Grok kept getting basic things wrong about Baldur’s Gate 3, and that pushed Musk to make a fix-first decision that affected millions of users for several days. Elon Musk chose to postpone an xAI update until the chatbot started producing the answers he wanted.
Generative AI is now a permanent part of everyday life. It is no longer limited to professional use, because it has spread into daily routines and many people interact with it regularly, almost as if it were a companion. Grok is one of those systems, and it has accumulated hundreds of thousands of followers on X, the social platform where Elon Musk rolled it out seven months ago. Musk, however, reportedly became deeply frustrated with the tool because it was failing to answer questions about Baldur’s Gate 3 correctly, which led him to delay one of its updates so the system could be reworked internally.
Musk’s video game fixation also shaped how Grok was developed
The details come from a lengthy Business Insider report focused on the making of Grok, while also covering the broader planning inside xAI, Musk’s startup. The Palo Alto company was founded to challenge the biggest players in generative AI, but growing pressure from competitors such as OpenAI reportedly forced repeated reassessments of major decisions. Beyond that direct rivalry, though, the development of Grok was also influenced by an unexpected factor: an intense focus on video games.
At one point, the report describes how Musk, after the first version of Grok had launched, was so dissatisfied with its ability to answer complex questions about the Dungeons & Dragons-based RPG accurately that he stopped a key update and redirected attention toward improving the system. The delay only lasted a few days, but the chatbot’s inaccuracies appear to have annoyed him enough that senior engineers were reassigned from other projects to improve its responses before the update was approved.
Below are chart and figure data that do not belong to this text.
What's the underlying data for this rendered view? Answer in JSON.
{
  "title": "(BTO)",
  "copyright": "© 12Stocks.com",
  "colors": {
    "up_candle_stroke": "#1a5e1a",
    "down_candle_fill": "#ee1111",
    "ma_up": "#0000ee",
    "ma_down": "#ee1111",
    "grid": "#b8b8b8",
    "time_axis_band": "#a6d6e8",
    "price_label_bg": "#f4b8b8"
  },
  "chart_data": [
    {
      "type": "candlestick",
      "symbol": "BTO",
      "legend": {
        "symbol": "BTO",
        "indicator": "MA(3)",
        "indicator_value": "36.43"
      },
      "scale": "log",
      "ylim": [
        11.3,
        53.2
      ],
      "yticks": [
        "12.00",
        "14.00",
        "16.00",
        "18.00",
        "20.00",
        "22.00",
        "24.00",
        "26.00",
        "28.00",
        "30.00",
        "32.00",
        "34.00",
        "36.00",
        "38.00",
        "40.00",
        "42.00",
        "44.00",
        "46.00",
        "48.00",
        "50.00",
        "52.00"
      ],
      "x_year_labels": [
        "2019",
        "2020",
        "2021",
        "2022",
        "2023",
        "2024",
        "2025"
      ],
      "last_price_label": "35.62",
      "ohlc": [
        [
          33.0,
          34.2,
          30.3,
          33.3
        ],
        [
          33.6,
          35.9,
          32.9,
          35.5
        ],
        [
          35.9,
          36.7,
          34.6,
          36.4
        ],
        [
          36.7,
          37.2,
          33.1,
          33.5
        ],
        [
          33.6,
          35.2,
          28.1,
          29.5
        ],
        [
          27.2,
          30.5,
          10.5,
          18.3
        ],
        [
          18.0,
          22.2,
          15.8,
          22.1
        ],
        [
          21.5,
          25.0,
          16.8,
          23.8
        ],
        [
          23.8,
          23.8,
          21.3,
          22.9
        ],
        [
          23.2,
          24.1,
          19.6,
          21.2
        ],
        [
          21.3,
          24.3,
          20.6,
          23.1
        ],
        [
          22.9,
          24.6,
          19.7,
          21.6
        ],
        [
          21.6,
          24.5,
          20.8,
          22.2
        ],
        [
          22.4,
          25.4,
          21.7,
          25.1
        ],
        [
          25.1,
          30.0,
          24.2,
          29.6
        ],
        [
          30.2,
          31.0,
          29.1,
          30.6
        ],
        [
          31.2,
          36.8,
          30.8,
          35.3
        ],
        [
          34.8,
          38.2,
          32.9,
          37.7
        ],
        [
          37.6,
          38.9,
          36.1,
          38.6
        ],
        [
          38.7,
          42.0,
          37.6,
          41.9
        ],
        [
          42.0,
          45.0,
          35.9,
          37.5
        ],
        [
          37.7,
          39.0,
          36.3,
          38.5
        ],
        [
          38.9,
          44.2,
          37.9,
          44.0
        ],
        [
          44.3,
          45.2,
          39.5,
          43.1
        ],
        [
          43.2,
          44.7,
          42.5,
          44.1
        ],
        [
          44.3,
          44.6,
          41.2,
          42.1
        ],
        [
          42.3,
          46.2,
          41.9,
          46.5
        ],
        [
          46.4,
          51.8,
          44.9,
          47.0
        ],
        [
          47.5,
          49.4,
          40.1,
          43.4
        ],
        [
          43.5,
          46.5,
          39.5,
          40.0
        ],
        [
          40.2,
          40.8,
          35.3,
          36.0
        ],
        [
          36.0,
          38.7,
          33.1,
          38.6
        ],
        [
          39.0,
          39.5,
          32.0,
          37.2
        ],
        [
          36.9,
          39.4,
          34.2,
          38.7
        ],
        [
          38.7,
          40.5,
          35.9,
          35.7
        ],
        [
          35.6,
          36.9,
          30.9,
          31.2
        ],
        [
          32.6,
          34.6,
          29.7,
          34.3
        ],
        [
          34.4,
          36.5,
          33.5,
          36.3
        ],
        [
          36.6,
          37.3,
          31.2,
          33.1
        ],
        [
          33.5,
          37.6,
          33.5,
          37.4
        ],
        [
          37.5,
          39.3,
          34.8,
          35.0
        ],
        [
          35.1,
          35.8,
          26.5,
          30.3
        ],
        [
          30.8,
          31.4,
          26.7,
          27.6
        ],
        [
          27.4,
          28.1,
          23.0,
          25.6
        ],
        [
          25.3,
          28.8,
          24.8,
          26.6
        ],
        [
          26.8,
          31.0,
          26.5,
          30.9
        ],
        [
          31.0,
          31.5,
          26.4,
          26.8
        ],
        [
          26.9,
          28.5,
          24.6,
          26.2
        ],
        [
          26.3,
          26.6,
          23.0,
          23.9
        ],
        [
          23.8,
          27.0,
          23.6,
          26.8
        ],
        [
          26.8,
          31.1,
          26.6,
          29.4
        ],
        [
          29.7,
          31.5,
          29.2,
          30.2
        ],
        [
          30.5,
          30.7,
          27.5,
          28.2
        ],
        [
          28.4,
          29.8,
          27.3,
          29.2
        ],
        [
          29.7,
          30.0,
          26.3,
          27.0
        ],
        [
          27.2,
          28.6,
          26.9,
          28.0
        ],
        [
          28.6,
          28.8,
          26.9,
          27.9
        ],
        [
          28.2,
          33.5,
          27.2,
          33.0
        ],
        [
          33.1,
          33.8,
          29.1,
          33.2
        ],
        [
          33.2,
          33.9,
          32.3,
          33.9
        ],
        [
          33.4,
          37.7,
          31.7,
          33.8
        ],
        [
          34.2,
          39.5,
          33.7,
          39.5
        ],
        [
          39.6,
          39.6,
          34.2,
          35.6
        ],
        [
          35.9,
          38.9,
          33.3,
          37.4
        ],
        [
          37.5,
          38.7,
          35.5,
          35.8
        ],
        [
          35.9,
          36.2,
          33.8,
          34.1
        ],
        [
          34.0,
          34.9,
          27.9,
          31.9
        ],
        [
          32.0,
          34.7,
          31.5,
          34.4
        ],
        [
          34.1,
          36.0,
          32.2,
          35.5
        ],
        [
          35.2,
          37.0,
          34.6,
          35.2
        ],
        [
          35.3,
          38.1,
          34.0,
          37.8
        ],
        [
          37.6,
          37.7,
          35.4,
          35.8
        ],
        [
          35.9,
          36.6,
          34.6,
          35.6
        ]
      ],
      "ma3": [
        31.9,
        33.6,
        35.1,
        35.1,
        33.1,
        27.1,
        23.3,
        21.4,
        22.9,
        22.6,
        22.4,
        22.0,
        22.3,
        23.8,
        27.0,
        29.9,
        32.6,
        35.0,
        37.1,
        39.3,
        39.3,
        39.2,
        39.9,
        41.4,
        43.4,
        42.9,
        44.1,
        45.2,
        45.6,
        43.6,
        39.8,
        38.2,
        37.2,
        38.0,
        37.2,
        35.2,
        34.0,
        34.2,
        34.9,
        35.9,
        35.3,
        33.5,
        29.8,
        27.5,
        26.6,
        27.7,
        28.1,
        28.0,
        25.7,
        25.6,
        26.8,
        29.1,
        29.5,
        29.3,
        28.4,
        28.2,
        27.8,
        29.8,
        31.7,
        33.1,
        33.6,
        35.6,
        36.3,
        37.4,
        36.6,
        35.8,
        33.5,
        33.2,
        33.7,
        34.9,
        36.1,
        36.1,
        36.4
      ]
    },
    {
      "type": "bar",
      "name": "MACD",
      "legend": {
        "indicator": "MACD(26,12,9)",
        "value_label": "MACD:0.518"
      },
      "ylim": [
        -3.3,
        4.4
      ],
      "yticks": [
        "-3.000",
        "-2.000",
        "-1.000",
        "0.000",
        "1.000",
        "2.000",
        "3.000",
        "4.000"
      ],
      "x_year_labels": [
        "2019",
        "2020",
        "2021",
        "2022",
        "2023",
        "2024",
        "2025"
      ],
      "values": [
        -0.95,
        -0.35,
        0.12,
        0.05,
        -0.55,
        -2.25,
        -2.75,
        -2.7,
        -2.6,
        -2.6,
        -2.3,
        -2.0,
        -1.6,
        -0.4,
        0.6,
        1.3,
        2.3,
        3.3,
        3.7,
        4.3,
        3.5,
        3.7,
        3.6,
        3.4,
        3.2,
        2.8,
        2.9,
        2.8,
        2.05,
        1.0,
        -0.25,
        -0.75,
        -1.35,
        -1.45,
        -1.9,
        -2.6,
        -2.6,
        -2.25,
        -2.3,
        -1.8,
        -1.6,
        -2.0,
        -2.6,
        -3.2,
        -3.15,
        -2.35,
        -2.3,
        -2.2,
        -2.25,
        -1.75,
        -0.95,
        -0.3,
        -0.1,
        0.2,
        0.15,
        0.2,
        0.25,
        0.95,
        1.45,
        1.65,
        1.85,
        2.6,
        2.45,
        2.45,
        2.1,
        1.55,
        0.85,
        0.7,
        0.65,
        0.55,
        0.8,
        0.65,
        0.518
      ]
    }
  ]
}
What stands out most is that this was not treated as a one-off issue. The same report says Musk displayed a similar fixation with League of Legends. It is unclear whether the intensity matched what happened with Larian Studios‘ RPG, but the AI’s performance on questions related to Riot Games‘ MOBA was also seen as weak. In response, internal teams were formed specifically to improve how Grok handled player prompts, requests, and gameplay-related scenarios.
That obsession, however, appears to have caused internal strain. According to the English-language outlet, by the end of 2025 at least five rooms were operating at the same time, each staffed by teams assigned to different parts of Grok‘s game-related development work. The constant shuffling of resources reportedly generated significant tension inside the company and reinforced a view that Musk’s micromanagement style had become chaotic.
The broader context did not help calm things down either. All of this reportedly unfolded after Musk had been publicly accused of cheating in games such as Diablo 4 and Path of Exile 2, and while people associated with Baldur’s Gate 3 were openly criticizing his promises about AI-generated video games.